I do. That’s one of my words, actually: aimonomia. I think that’s a valid thing to worry about, because I think mystery is kind of sacred to me. It’s something we should cherish. But I also think if a word helps us process the world or talk about the world, it really can’t be all bad. It’s in the balance.
Another big theme for me in the book was ineffability, which was interesting because this book, being a dictionary, is kind of a testament against our inability to express ourselves.

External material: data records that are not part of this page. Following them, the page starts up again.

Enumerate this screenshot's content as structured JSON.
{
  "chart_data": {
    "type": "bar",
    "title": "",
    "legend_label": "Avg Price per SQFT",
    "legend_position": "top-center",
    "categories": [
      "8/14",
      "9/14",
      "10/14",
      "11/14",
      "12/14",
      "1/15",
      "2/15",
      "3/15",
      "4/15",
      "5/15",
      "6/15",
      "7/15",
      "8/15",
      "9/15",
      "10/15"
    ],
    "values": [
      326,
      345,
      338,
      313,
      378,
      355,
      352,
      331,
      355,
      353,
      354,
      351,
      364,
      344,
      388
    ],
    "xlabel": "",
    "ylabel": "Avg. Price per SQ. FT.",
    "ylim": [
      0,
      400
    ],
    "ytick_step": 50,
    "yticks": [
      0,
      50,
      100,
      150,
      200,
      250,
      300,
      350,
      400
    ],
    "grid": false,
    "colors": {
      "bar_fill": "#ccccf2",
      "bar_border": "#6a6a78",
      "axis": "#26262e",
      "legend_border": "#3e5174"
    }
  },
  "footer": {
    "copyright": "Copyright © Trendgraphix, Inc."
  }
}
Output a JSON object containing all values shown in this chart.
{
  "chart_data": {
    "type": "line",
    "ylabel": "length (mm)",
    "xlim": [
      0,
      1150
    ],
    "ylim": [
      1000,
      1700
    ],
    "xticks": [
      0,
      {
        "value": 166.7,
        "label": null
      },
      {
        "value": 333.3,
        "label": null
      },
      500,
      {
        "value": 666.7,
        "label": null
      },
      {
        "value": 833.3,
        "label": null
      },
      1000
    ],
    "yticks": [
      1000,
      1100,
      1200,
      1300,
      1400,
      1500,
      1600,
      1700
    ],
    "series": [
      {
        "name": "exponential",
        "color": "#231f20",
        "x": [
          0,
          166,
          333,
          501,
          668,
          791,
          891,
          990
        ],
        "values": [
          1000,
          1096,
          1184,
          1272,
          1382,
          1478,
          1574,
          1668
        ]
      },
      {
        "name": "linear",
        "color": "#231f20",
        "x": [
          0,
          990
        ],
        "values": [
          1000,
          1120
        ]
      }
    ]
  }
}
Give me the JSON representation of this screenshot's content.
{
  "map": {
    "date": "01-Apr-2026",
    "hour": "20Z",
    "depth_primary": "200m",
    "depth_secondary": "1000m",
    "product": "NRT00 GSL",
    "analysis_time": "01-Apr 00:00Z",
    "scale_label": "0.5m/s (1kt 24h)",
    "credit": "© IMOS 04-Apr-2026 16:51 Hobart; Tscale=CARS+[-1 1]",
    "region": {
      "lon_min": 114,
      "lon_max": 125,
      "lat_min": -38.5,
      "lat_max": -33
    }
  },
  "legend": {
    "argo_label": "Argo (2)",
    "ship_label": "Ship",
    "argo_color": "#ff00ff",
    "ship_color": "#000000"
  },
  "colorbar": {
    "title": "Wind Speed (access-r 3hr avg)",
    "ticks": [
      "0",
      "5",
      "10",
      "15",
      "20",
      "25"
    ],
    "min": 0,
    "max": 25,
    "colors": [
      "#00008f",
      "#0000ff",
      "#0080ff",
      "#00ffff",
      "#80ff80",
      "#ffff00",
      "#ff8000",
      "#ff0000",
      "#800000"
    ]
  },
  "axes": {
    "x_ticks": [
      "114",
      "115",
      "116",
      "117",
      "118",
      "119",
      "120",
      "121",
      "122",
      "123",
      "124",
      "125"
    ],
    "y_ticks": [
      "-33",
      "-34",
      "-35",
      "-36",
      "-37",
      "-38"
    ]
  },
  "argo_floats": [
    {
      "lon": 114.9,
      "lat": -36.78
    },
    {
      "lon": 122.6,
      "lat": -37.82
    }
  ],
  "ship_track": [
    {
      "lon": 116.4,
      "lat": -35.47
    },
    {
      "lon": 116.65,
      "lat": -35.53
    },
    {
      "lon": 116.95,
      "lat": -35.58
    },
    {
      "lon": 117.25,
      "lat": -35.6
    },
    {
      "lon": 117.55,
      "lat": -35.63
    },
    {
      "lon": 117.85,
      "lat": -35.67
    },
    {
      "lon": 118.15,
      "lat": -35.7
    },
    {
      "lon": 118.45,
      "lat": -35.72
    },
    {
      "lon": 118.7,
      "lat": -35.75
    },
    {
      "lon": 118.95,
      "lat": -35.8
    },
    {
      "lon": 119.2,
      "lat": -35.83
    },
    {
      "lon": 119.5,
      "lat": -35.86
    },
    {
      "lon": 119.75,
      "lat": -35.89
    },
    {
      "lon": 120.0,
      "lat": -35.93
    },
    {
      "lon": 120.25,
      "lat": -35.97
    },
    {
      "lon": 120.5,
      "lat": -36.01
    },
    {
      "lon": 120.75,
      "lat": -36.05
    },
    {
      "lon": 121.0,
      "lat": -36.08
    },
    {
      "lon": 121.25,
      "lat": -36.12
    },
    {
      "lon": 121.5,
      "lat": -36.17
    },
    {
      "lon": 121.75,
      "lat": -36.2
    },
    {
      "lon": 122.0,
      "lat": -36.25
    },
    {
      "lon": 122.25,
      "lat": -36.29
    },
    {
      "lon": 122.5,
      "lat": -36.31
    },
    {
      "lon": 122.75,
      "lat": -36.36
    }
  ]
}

Yeah, I’m casting doubt on the power of language to be able to help us, while offering words that try to do exactly that. I mean, we can express ourselves clearly, but it’s a lot harder than it should be. In a way, I’d say this book is a little bit of a fantasy of what I wish language was naturally inclined to do. These aren’t in the end real words; in the way people normally think of words. I found this quote from Virginia Woolf, where she basically said, “look, you have to use the palette you were given. You can’t just go and invent words, because a word is not a single and separate entity; words belong to each other.” The whole thing was basically a rebuttal of the book. She made a compelling argument, really. And I don’t necessarily disagree.
In the afterword, you talked about a state of hyperdefinition in society, the idea that the world we talk about feels more real to us than the world we actually live in. To illustrate, you mention the classic distinction between the menu and the meal, the map and the territory, but I was wondering what you specifically had in mind.
When I was writing about hyperdefinition, I was talking about something in my own head that I wanted to shake myself out of, where I would go on vacation and the idea of Vacation and what that meant would be at the forefront of my mind. So I couldn’t actually be present because of the universe of associations and expectations that particular word added to the experience.
But I give some examples in the book: stereotyping people, or gamifying relationships, or when every work of art becomes a commentary on genre. These are things that I find myself doing all the time, because I get so wrapped up in the words that I’m just completely forgetting the reality in front of me. In the end, it doesn’t really matter, you know, whether Iron Man is technically a superhero, or whether Pluto is a planet. But somehow that has infected the larger cultural debates right now.
Your vacations remind of Don DeLillo’s image of the “most photographed barn in America,” where there’s this aura of expectation of experience before it. It seems like you’re concerned that our language can become an opaque barrier between us and our experience.
I have an ambiguous relationship with language, I guess. It’s just so tremendously important to me, but, at the same time, I’m aware of how much it dilutes and oversimplifies and reduces the enormity of experience—just sort of boils it down to something much more manageable. I wish I could turn that off.
Trevor Quirk is a writer living in Asheville, NC.